Le groupe des pays du Sud de l’UE, les ‘Med5’ (Italie, Chypre, Malte, Espagne et Grèce) a ainsi rappelé qu’ils subordonnaient leur accord final sur ce règlement aux progrès sur le mécanisme de solidarité. Ils refusent aussi que les données enregistrées des personnes débarquées après des opérations de sauvetage en mer (SAR, search and rescue) soient transmises sous 72 heures au système central d’Eurodac, demandant à ce que le délai soit porté à 5 jours.

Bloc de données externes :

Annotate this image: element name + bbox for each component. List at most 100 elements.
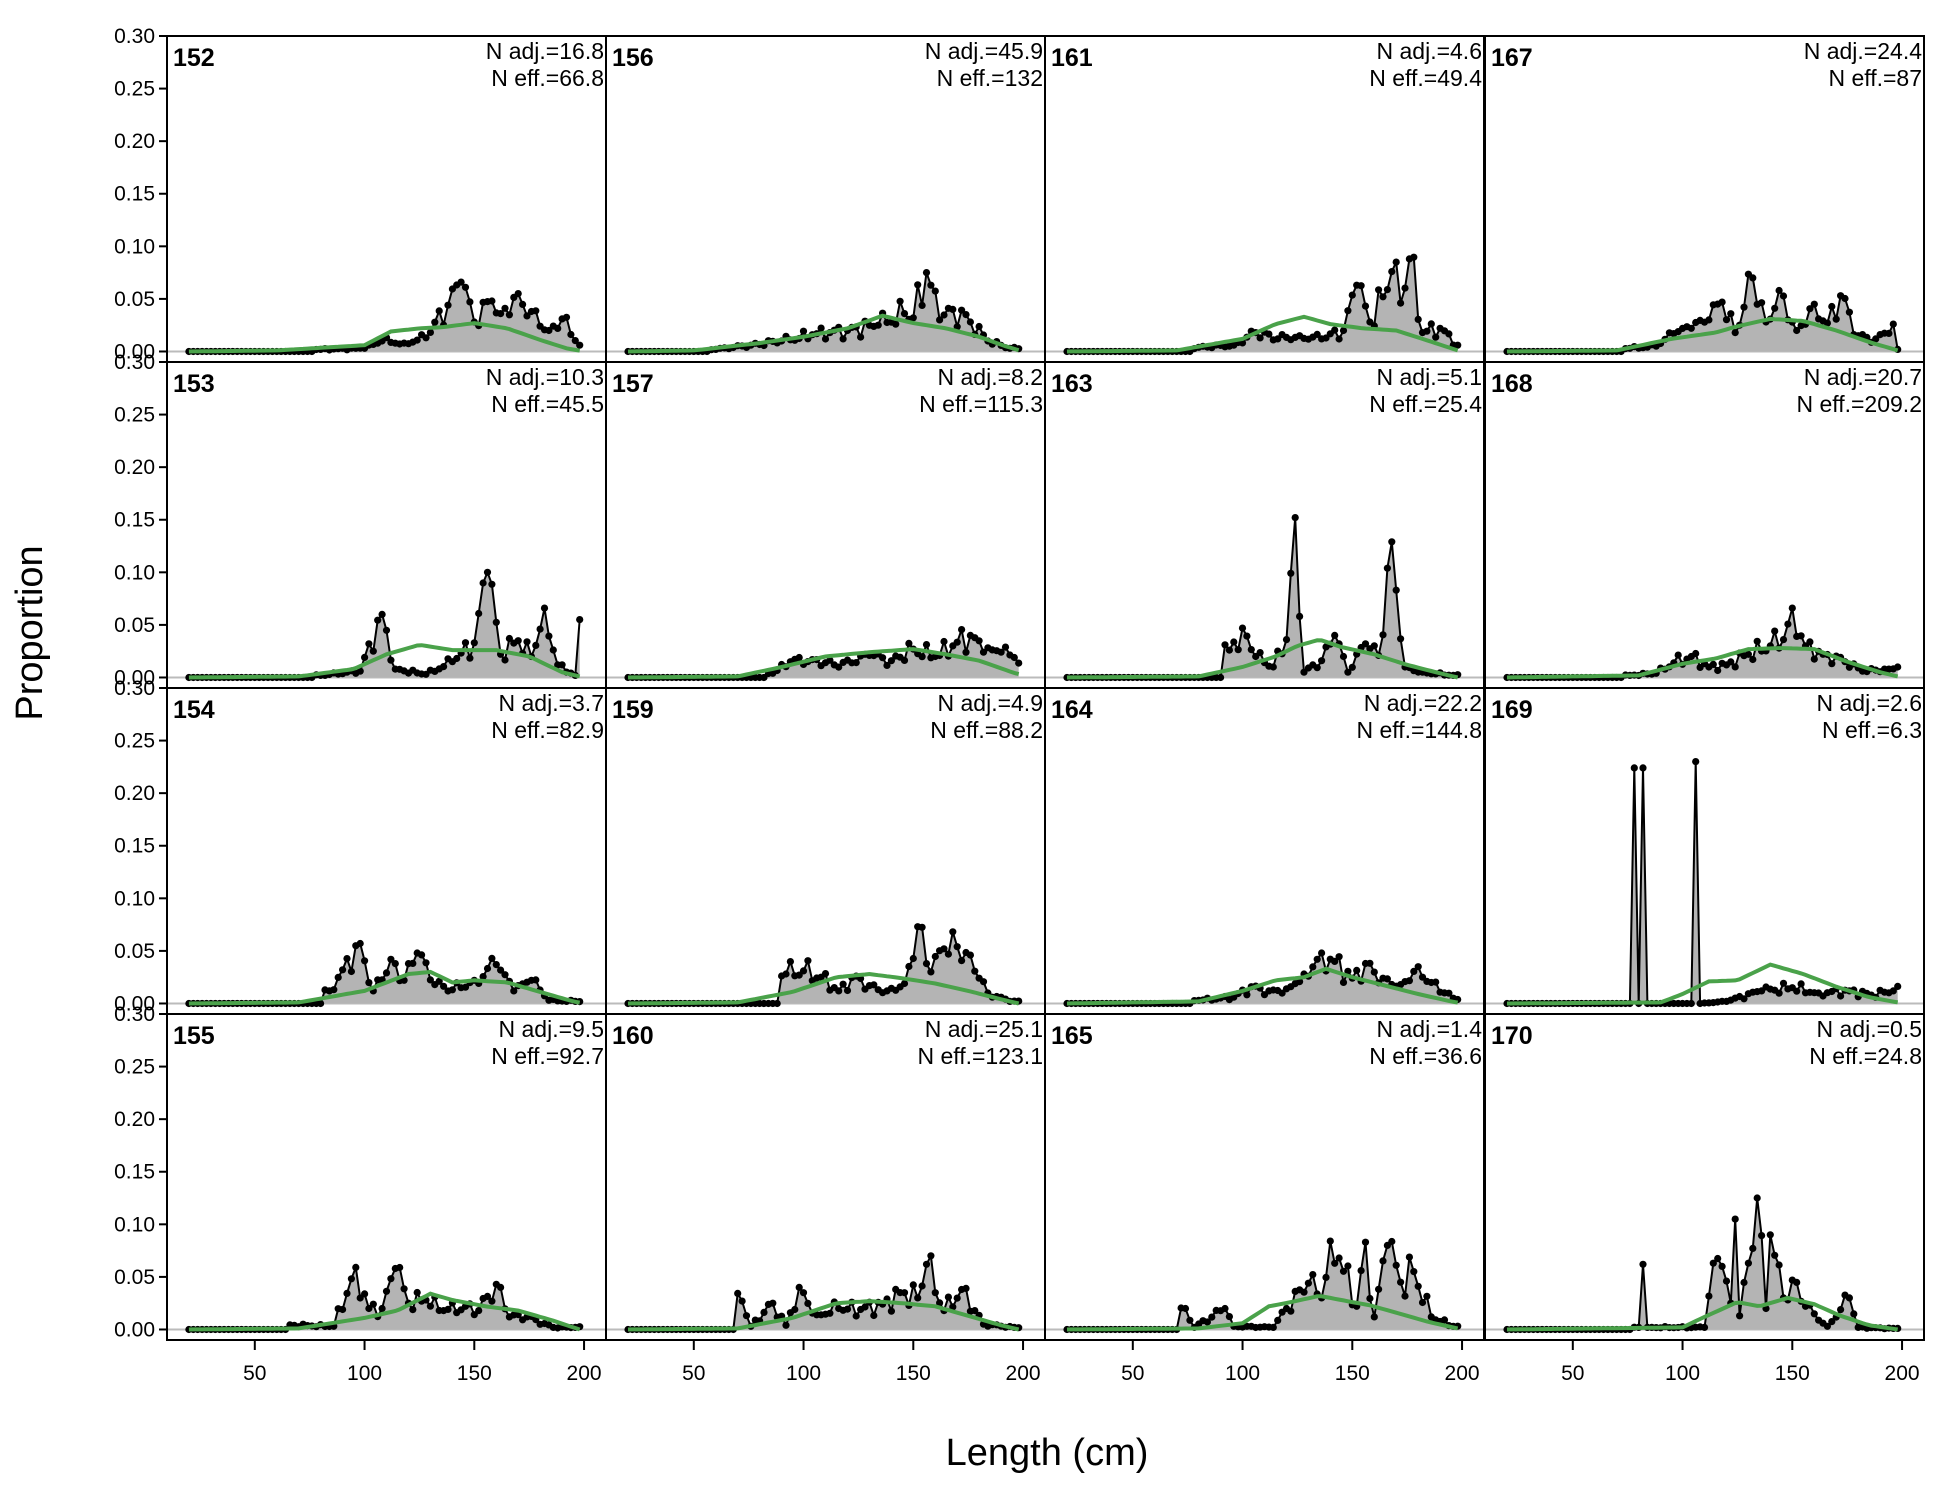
n-eff-label: N eff.=49.4 <box>1369 65 1482 91</box>
observed-point <box>953 323 961 331</box>
n-adj-label: N adj.=4.6 <box>1377 38 1483 64</box>
observed-point <box>1454 341 1462 349</box>
observed-point <box>1810 300 1818 308</box>
observed-point <box>914 1294 922 1302</box>
observed-point <box>944 1293 953 1301</box>
observed-point <box>444 301 452 309</box>
observed-point <box>501 656 509 664</box>
observed-point <box>549 646 557 654</box>
observed-point <box>330 986 338 994</box>
observed-point <box>457 278 465 286</box>
observed-point <box>523 312 531 320</box>
observed-point <box>1414 315 1422 323</box>
observed-point <box>975 637 983 645</box>
panel-year-label: 167 <box>1491 44 1533 72</box>
observed-point <box>1383 286 1391 294</box>
panel-167: 167 N adj.=24.4N eff.=87 <box>1484 35 1925 363</box>
observed-point <box>1401 1292 1409 1300</box>
observed-point <box>1357 282 1365 290</box>
observed-point <box>1230 638 1238 646</box>
observed-point <box>1797 632 1805 640</box>
observed-point <box>1225 1313 1233 1321</box>
observed-point <box>742 1312 751 1320</box>
observed-point <box>1758 1232 1766 1240</box>
observed-point <box>1326 1237 1334 1245</box>
observed-point <box>540 604 549 612</box>
y-tick-label: 0.10 <box>114 1213 155 1236</box>
observed-point <box>1423 327 1431 335</box>
observed-point <box>887 657 896 665</box>
panel-year-label: 169 <box>1491 696 1533 724</box>
observed-point <box>365 979 373 987</box>
observed-point <box>791 1305 799 1314</box>
observed-area <box>628 629 1019 678</box>
observed-point <box>931 287 939 295</box>
observed-point <box>896 297 904 305</box>
n-eff-label: N eff.=209.2 <box>1796 391 1922 417</box>
observed-point <box>953 638 961 646</box>
observed-point <box>852 1312 860 1320</box>
observed-point <box>1318 949 1326 957</box>
observed-point <box>413 336 421 344</box>
n-adj-label: N adj.=1.4 <box>1377 1016 1483 1042</box>
observed-point <box>1445 330 1453 338</box>
observed-point <box>870 981 878 989</box>
observed-point <box>971 1307 979 1315</box>
observed-point <box>1440 1316 1449 1324</box>
observed-point <box>918 923 926 931</box>
observed-point <box>1722 1277 1731 1285</box>
expected-line <box>188 321 581 354</box>
expected-line <box>1506 1295 1899 1332</box>
panel-year-label: 154 <box>173 696 215 724</box>
y-tick-label: 0.10 <box>114 561 155 584</box>
observed-point <box>510 987 518 995</box>
y-tick-label: 0.25 <box>114 730 155 753</box>
observed-point <box>1771 1251 1779 1259</box>
observed-point <box>1705 316 1713 324</box>
observed-point <box>1423 1292 1431 1300</box>
n-eff-label: N eff.=36.6 <box>1369 1043 1482 1069</box>
observed-point <box>396 1263 404 1272</box>
x-tick-label: 100 <box>786 1362 821 1385</box>
n-adj-label: N adj.=24.4 <box>1804 38 1922 64</box>
observed-point <box>931 1289 939 1297</box>
observed-point <box>369 1300 377 1308</box>
observed-point <box>1845 308 1853 316</box>
observed-point <box>922 1260 931 1268</box>
observed-point <box>1243 632 1251 640</box>
observed-point <box>1639 764 1647 772</box>
expected-line <box>627 313 1020 354</box>
observed-point <box>927 281 935 289</box>
observed-point <box>492 961 500 969</box>
observed-point <box>1722 316 1731 324</box>
observed-point <box>483 1292 492 1300</box>
observed-point <box>1418 1298 1427 1307</box>
observed-area <box>188 282 580 352</box>
observed-point <box>1366 1294 1374 1303</box>
observed-point <box>804 1299 812 1307</box>
observed-point <box>1208 1313 1216 1321</box>
observed-point <box>1361 302 1370 310</box>
observed-point <box>444 1305 452 1313</box>
observed-point <box>949 305 957 313</box>
y-tick-label: 0.20 <box>114 456 155 479</box>
observed-point <box>1388 268 1396 276</box>
observed-point <box>1309 1271 1317 1279</box>
observed-point <box>857 333 865 341</box>
observed-point <box>347 1275 355 1283</box>
observed-point <box>545 326 553 335</box>
y-tick-label: 0.15 <box>114 1161 155 1184</box>
n-adj-label: N adj.=16.8 <box>486 38 604 64</box>
observed-point <box>795 1283 803 1291</box>
observed-point <box>488 954 496 963</box>
panel-year-label: 156 <box>612 44 654 72</box>
observed-point <box>900 310 909 318</box>
observed-point <box>909 1281 917 1289</box>
observed-point <box>1300 1288 1308 1296</box>
n-adj-label: N adj.=20.7 <box>1804 364 1922 390</box>
observed-point <box>1705 1292 1713 1300</box>
observed-point <box>914 281 922 289</box>
observed-point <box>497 966 505 974</box>
observed-point <box>1771 627 1779 635</box>
observed-point <box>1361 1238 1370 1246</box>
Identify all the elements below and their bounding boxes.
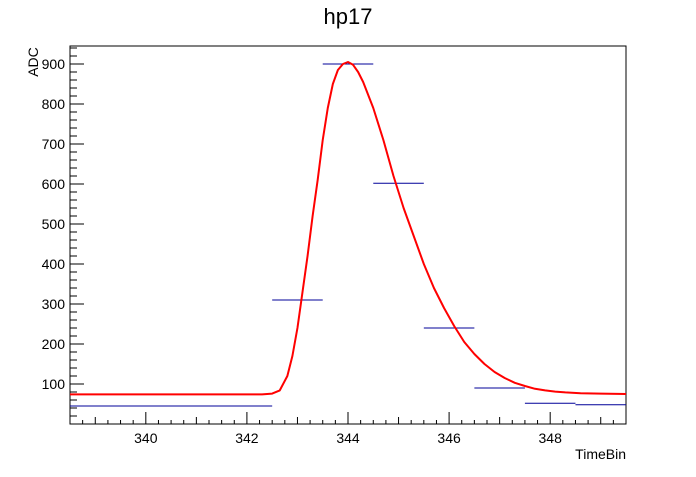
fit-curve bbox=[70, 61, 627, 396]
y-axis-ticks: 100 200 300 400 500 600 700 800 900 bbox=[42, 47, 84, 425]
y-tick-label: 600 bbox=[42, 176, 66, 192]
y-tick-label: 200 bbox=[42, 336, 66, 352]
x-tick-label: 344 bbox=[336, 430, 360, 446]
fit-curve-series bbox=[70, 61, 627, 396]
x-tick-label: 348 bbox=[539, 430, 563, 446]
x-tick-label: 340 bbox=[134, 430, 158, 446]
y-axis-label: ADC bbox=[25, 47, 41, 77]
histogram-series bbox=[70, 63, 626, 407]
y-tick-label: 500 bbox=[42, 216, 66, 232]
y-tick-label: 800 bbox=[42, 96, 66, 112]
y-tick-label: 100 bbox=[42, 376, 66, 392]
chart-title: hp17 bbox=[324, 4, 373, 29]
plot-frame bbox=[69, 45, 627, 425]
x-axis-label: TimeBin bbox=[575, 446, 626, 462]
y-tick-label: 700 bbox=[42, 136, 66, 152]
y-tick-label: 400 bbox=[42, 256, 66, 272]
y-tick-label: 900 bbox=[42, 56, 66, 72]
x-axis-ticks: 340 342 344 346 348 bbox=[69, 412, 627, 446]
x-tick-label: 342 bbox=[235, 430, 259, 446]
x-tick-label: 346 bbox=[437, 430, 461, 446]
y-tick-label: 300 bbox=[42, 296, 66, 312]
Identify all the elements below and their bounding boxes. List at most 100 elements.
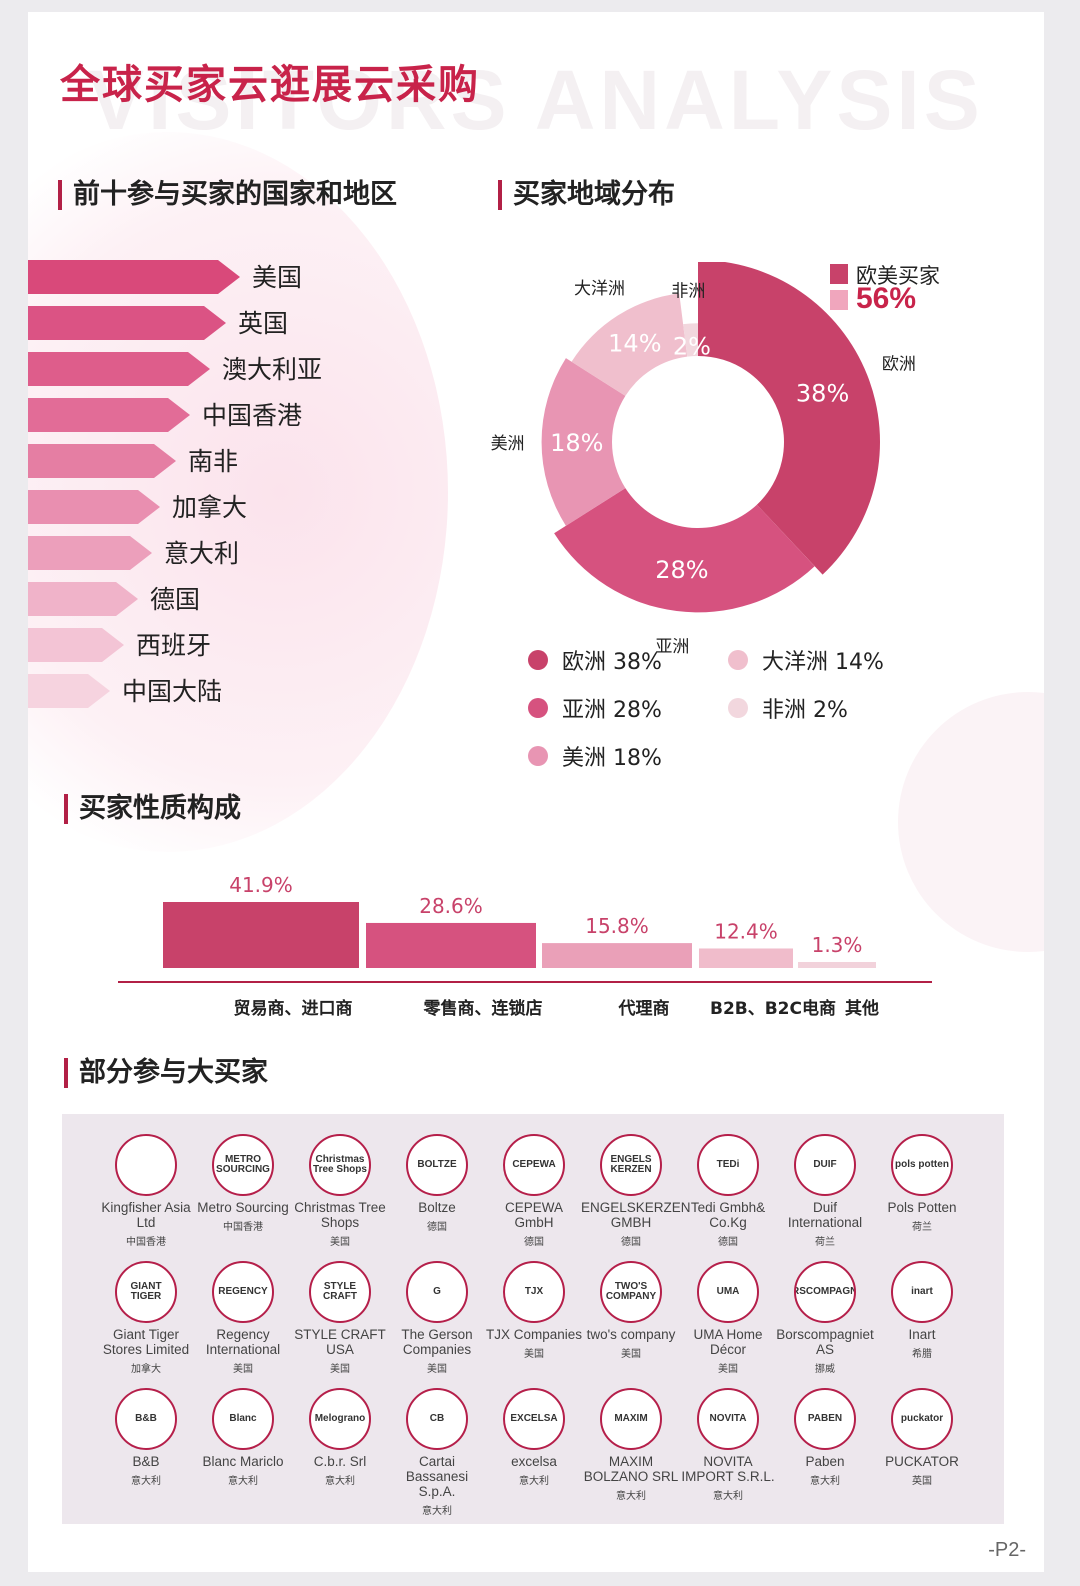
bar — [366, 922, 536, 968]
buyer-card: B&B B&B 意大利 — [96, 1388, 196, 1487]
buyer-name: NOVITA IMPORT S.R.L. — [681, 1454, 775, 1484]
buyer-name: Giant Tiger Stores Limited — [102, 1327, 190, 1357]
country-label: 德国 — [150, 585, 201, 614]
buyer-logo: METRO SOURCING — [212, 1134, 274, 1196]
buyer-name: MAXIM BOLZANO SRL — [583, 1454, 679, 1484]
legend-swatch — [728, 650, 748, 670]
legend-item: 欧洲 38% — [528, 644, 662, 676]
bar — [699, 948, 793, 968]
buyer-name: Blanc Mariclo — [202, 1454, 284, 1469]
rank-arrow-bar — [28, 490, 160, 524]
bar-category-label: 零售商、连锁店 — [423, 998, 543, 1019]
buyer-logo: NOVITA — [697, 1388, 759, 1450]
buyer-logo: BORSCOMPAGNIET — [794, 1261, 856, 1323]
donut-slice — [554, 488, 815, 613]
buyer-logo: PABEN — [794, 1388, 856, 1450]
buyer-name: The Gerson Companies — [401, 1327, 473, 1357]
buyer-logo: pols potten — [891, 1134, 953, 1196]
buyer-country: 美国 — [233, 1364, 253, 1375]
buyer-country: 意大利 — [131, 1476, 161, 1487]
buyer-country: 意大利 — [713, 1491, 743, 1502]
buyer-country: 中国香港 — [126, 1237, 166, 1248]
slice-value-label: 14% — [608, 329, 661, 357]
bar-category-label: B2B、B2C电商 — [710, 998, 836, 1019]
buyer-logo: puckator — [891, 1388, 953, 1450]
bar-value-label: 41.9% — [229, 873, 293, 897]
buyer-name: Borscompagniet AS — [776, 1327, 874, 1357]
buyer-country: 德国 — [621, 1237, 641, 1248]
legend-item: 亚洲 28% — [528, 692, 662, 724]
buyer-name: Duif International — [787, 1200, 863, 1230]
buyer-card: UMA UMA Home Décor 美国 — [678, 1261, 778, 1375]
buyer-card: TEDi Tedi Gmbh& Co.Kg 德国 — [678, 1134, 778, 1248]
rank-arrow-bar — [28, 582, 138, 616]
bar-value-label: 1.3% — [812, 933, 863, 957]
buyer-card: Melograno C.b.r. Srl 意大利 — [290, 1388, 390, 1487]
buyer-country: 加拿大 — [131, 1364, 161, 1375]
buyer-card: REGENCY Regency International 美国 — [193, 1261, 293, 1375]
countries-heading: 前十参与买家的国家和地区 — [58, 180, 397, 210]
buyer-logo: Christmas Tree Shops — [309, 1134, 371, 1196]
slice-region-label: 亚洲 — [655, 637, 689, 657]
buyer-card: Christmas Tree Shops Christmas Tree Shops… — [290, 1134, 390, 1248]
buyer-country: 意大利 — [228, 1476, 258, 1487]
buyer-country: 意大利 — [325, 1476, 355, 1487]
country-label: 美国 — [252, 263, 303, 292]
legend-swatch — [528, 746, 548, 766]
bar — [163, 902, 359, 968]
buyer-logo: ENGELS KERZEN — [600, 1134, 662, 1196]
buyer-country: 德国 — [718, 1237, 738, 1248]
country-label: 意大利 — [164, 539, 240, 568]
buyer-card: MAXIM MAXIM BOLZANO SRL 意大利 — [581, 1388, 681, 1502]
buyer-country: 意大利 — [422, 1506, 452, 1517]
buyer-types-heading: 买家性质构成 — [64, 794, 241, 824]
buyer-card: TJX TJX Companies 美国 — [484, 1261, 584, 1360]
buyer-logo: G — [406, 1261, 468, 1323]
buyer-card: BORSCOMPAGNIET Borscompagniet AS 挪威 — [775, 1261, 875, 1375]
buyer-country: 荷兰 — [815, 1237, 835, 1248]
rank-arrow-bar — [28, 444, 176, 478]
bar-category-label: 其他 — [845, 998, 879, 1019]
rank-arrow-bar — [28, 352, 210, 386]
badge-value: 56% — [856, 282, 917, 315]
buyer-logo: EXCELSA — [503, 1388, 565, 1450]
buyer-name: two's company — [586, 1327, 676, 1342]
buyer-name: ENGELSKERZEN GMBH — [581, 1200, 691, 1230]
country-label: 南非 — [188, 447, 239, 476]
title-watermark: VISITORS ANALYSIS — [88, 53, 984, 147]
buyer-logo: inart — [891, 1261, 953, 1323]
buyer-country: 希腊 — [912, 1349, 932, 1360]
brochure-page: VISITORS ANALYSIS 全球买家云逛展云采购 前十参与买家的国家和地… — [28, 12, 1044, 1572]
buyer-name: Inart — [908, 1327, 936, 1342]
buyer-name: C.b.r. Srl — [313, 1454, 367, 1469]
buyer-country: 美国 — [524, 1349, 544, 1360]
legend-swatch — [528, 650, 548, 670]
buyer-logo: Melograno — [309, 1388, 371, 1450]
buyer-card: TWO'S COMPANY two's company 美国 — [581, 1261, 681, 1360]
slice-value-label: 38% — [796, 380, 849, 408]
buyer-country: 意大利 — [616, 1491, 646, 1502]
buyer-country: 美国 — [621, 1349, 641, 1360]
donut-slice — [698, 262, 880, 575]
regions-heading: 买家地域分布 — [498, 180, 675, 210]
buyer-country: 美国 — [330, 1237, 350, 1248]
country-label: 中国香港 — [202, 401, 303, 430]
slice-region-label: 非洲 — [671, 281, 705, 301]
legend-item: 大洋洲 14% — [728, 644, 884, 676]
buyer-logo — [115, 1134, 177, 1196]
buyer-logo: MAXIM — [600, 1388, 662, 1450]
buyer-logo: CB — [406, 1388, 468, 1450]
bar-value-label: 28.6% — [419, 894, 483, 918]
buyer-card: Blanc Blanc Mariclo 意大利 — [193, 1388, 293, 1487]
buyers-heading: 部分参与大买家 — [64, 1058, 268, 1088]
country-label: 西班牙 — [136, 631, 212, 660]
buyer-name: STYLE CRAFT USA — [294, 1327, 386, 1357]
buyer-logo: CEPEWA — [503, 1134, 565, 1196]
buyer-card: GIANT TIGER Giant Tiger Stores Limited 加拿大 — [96, 1261, 196, 1375]
donut-slice — [571, 293, 688, 396]
buyer-logo: B&B — [115, 1388, 177, 1450]
rank-arrow-bar — [28, 628, 124, 662]
buyer-name: Tedi Gmbh& Co.Kg — [690, 1200, 766, 1230]
buyer-card: STYLE CRAFT STYLE CRAFT USA 美国 — [290, 1261, 390, 1375]
buyer-logo: TJX — [503, 1261, 565, 1323]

Plusieurs États membres ont indiqué pour leur part qu’ils s’opposaient à une nouvelle catégorie dédiée à ces personnes et, comme la Slovaquie, ne l’accepteraient que si elle est créée à de pures « fins statistiques ».
En ce qui concerne la catégorie proposée pour les personnes bénéficiant de la protection temporaire, comme les Ukrainiens et réfugiés d’Ukraine, la Pologne estime cela tout à fait « irréaliste ». La pression soudaine des arrivées rendrait les enregistrements trop complexes et il faudrait un délai de 7 jours, pouvant aller jusqu’à 30 jours, pour transmettre les données pour que la proposition soit « rationnelle » et non de 72 heures, puis 48 heures.
En ce qui concerne la nouvelle catégorie ‘SAR’, Varsovie n’est pas non plus enthousiaste, souhaitant plutôt que cela rentre dans une sous-catégorie. La Hongrie s'oppose également toujours à cette catégorie 'SAR'.
L’Allemagne et la Suède, quant à elles, font partie des pays soutenant globalement les propositions françaises et souhaitant une entrée en vigueur d’Eurodac le plus vite possible.
L’Autriche, pour sa part, soutient l’inclusion d’une catégorie pour les bénéficiaires de la protection temporaire, qui permettrait de régler le problème de l'enregistrement de ces personnes, mais rejette celle pour les personnes secourues en mer.
« Il ne devrait pas y avoir de catégorie de données spéciale liée au mode d'arrivée, car cela pourrait être le point de départ d'un traitement spécial pour ce groupe, ce que nous considérons comme problématique. Contrairement à la catégorie nouvellement ajoutée des bénéficiaires de la protection temporaire, nous ne voyons pas de base juridique pour une catégorisation différente des cas de SAR ».